Bhojpuri Play by Bhikhari Thakur

Gabarghichor (Bhojpuri: 𑂏𑂥𑂩𑂐𑂲𑂒𑂷𑂩) is a play by Bhojpuri playwright Bhikhari Thakur (1887–1971). The play is about a woman, whose husband was a migrants and she had an illegal relationship with a man of her village and a child named Gabarghichor from that man. It is sometimes compared to Bertolt Brecht’s The Caucasian Chalk Circle.

== Characters ==

The play have five main Character:

- Galij bo :- A married women living with her son and her husband is a migrant who has gone to Calcutta for living.
- Gabarghichor :- 15-year-old son of Galij bo.
- Galij :- Husband of Galij bo who works in Calcutta.
- Garbari :- A villager with who Galij bo has extramarital Affairs.
- Panch :- The judge of Village court.

==Plot==

===Storyline===
This play is set in a village, where Galij returns from Kolkata after years and sees a 15 year old lad named Gabarghichor in his house, who the villagers call the son of Galij bo (wife of Galij). There was also a gossip in the village regarding the biological father of Gabarghichor.

Galij wants to take Gabarghichor back to Calcutta but Garbari (the biological father of Gabarghichor) intervenes and claims that Gabarghichor belong to him. It leads to a quarrel between Galij Bo, Galij and Gadbari as each of them were claiming Gabarghichor to be theirs. All of them put their points in font of Sarpanch (Justice) in the Panchayat (Village's court). Galij says that since Galij Bo is his wife, the son belongs to him, whereas Garbari puts the point that he is his biological father. At last, Galij Bo puts her point that since she is her mother, Gabarghichor belongs to her. The judges decided to give the son to Galij Bo, as they found her claim to be most valid, but Galij and Garbari offers the judges some bribe to announce the judgement in their favour.

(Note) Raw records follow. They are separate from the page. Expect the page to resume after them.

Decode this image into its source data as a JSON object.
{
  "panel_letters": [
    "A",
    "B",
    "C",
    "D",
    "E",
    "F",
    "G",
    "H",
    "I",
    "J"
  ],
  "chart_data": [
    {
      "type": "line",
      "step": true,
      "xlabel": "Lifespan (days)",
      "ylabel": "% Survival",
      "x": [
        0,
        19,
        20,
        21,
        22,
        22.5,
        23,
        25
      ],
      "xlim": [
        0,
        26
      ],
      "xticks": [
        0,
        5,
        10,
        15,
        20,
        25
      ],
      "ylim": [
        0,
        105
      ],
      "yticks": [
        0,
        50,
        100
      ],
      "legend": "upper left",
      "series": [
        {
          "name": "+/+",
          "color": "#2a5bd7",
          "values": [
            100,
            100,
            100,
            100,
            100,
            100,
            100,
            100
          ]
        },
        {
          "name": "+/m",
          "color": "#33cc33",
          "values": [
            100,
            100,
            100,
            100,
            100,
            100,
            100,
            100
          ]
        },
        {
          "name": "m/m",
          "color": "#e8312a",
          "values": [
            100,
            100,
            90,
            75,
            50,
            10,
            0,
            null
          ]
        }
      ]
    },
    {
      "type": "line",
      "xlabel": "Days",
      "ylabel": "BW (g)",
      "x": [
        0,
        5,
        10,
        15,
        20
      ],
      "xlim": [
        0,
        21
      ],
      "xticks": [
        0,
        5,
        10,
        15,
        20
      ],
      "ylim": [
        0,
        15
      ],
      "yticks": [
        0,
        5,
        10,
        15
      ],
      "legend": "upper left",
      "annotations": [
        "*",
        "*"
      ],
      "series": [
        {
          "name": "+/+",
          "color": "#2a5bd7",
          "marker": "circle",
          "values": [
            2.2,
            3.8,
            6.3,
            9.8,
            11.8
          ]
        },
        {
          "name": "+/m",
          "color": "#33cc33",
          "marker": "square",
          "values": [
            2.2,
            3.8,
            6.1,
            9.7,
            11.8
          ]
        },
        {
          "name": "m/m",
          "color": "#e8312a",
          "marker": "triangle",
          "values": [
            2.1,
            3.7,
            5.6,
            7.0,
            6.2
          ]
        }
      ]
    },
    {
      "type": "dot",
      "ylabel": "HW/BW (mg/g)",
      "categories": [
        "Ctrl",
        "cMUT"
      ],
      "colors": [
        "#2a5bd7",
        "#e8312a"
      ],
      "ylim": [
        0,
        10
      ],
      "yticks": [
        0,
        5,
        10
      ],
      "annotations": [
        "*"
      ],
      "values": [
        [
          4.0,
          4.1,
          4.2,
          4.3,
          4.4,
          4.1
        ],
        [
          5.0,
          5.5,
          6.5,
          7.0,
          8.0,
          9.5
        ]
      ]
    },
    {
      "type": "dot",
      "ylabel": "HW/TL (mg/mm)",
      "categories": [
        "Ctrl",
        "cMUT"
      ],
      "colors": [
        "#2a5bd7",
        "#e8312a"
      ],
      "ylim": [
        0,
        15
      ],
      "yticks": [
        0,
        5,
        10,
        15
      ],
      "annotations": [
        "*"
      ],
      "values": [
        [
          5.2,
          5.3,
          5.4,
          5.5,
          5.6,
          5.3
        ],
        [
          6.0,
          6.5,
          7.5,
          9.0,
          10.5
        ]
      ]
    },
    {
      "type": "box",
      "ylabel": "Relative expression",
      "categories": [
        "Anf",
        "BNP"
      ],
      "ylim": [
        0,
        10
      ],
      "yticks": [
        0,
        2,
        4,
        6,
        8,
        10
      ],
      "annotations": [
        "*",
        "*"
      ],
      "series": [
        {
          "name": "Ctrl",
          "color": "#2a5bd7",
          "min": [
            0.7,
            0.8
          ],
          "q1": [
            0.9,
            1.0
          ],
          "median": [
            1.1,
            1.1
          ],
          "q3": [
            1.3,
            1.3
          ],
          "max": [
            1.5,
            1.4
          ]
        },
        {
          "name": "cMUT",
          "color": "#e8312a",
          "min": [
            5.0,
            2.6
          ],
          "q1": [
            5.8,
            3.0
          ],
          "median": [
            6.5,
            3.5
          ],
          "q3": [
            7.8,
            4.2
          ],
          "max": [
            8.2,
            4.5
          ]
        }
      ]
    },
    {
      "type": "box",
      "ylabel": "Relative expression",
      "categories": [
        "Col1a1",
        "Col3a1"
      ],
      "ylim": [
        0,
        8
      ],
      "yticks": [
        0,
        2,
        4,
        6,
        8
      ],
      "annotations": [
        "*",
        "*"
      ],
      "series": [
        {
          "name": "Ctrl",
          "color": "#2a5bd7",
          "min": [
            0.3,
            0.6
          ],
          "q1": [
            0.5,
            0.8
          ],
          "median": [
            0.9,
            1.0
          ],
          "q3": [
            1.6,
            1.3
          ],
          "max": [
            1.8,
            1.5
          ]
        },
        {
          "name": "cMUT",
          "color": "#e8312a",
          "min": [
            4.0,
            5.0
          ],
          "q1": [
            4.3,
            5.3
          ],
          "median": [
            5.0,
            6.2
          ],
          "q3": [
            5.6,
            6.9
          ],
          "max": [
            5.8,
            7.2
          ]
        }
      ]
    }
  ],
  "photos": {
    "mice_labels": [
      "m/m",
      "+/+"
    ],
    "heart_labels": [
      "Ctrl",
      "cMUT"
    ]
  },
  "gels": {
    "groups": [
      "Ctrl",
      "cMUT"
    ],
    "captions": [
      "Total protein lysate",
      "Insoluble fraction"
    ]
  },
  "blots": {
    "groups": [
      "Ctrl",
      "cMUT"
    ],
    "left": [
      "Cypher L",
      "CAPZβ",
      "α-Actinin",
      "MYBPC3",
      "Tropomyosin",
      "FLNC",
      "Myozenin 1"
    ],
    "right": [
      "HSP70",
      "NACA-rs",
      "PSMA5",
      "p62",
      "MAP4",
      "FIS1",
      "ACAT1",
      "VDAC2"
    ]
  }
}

At last, the Panchayat decides to cut Gabarghichor into three pieces. A man comes and measures Gabarghichor's body and agrees to do the job for four annas a piece. The mother relents and is ready to give up her claim on the son. The panchayat finally decides that Ghichor should stay with his mother.

==Translations==

===In English===
- Thakur Bhikhari, Gupta Meenu "Gabar Ghichor" Indian Literature 44#1 (2000): 127–140.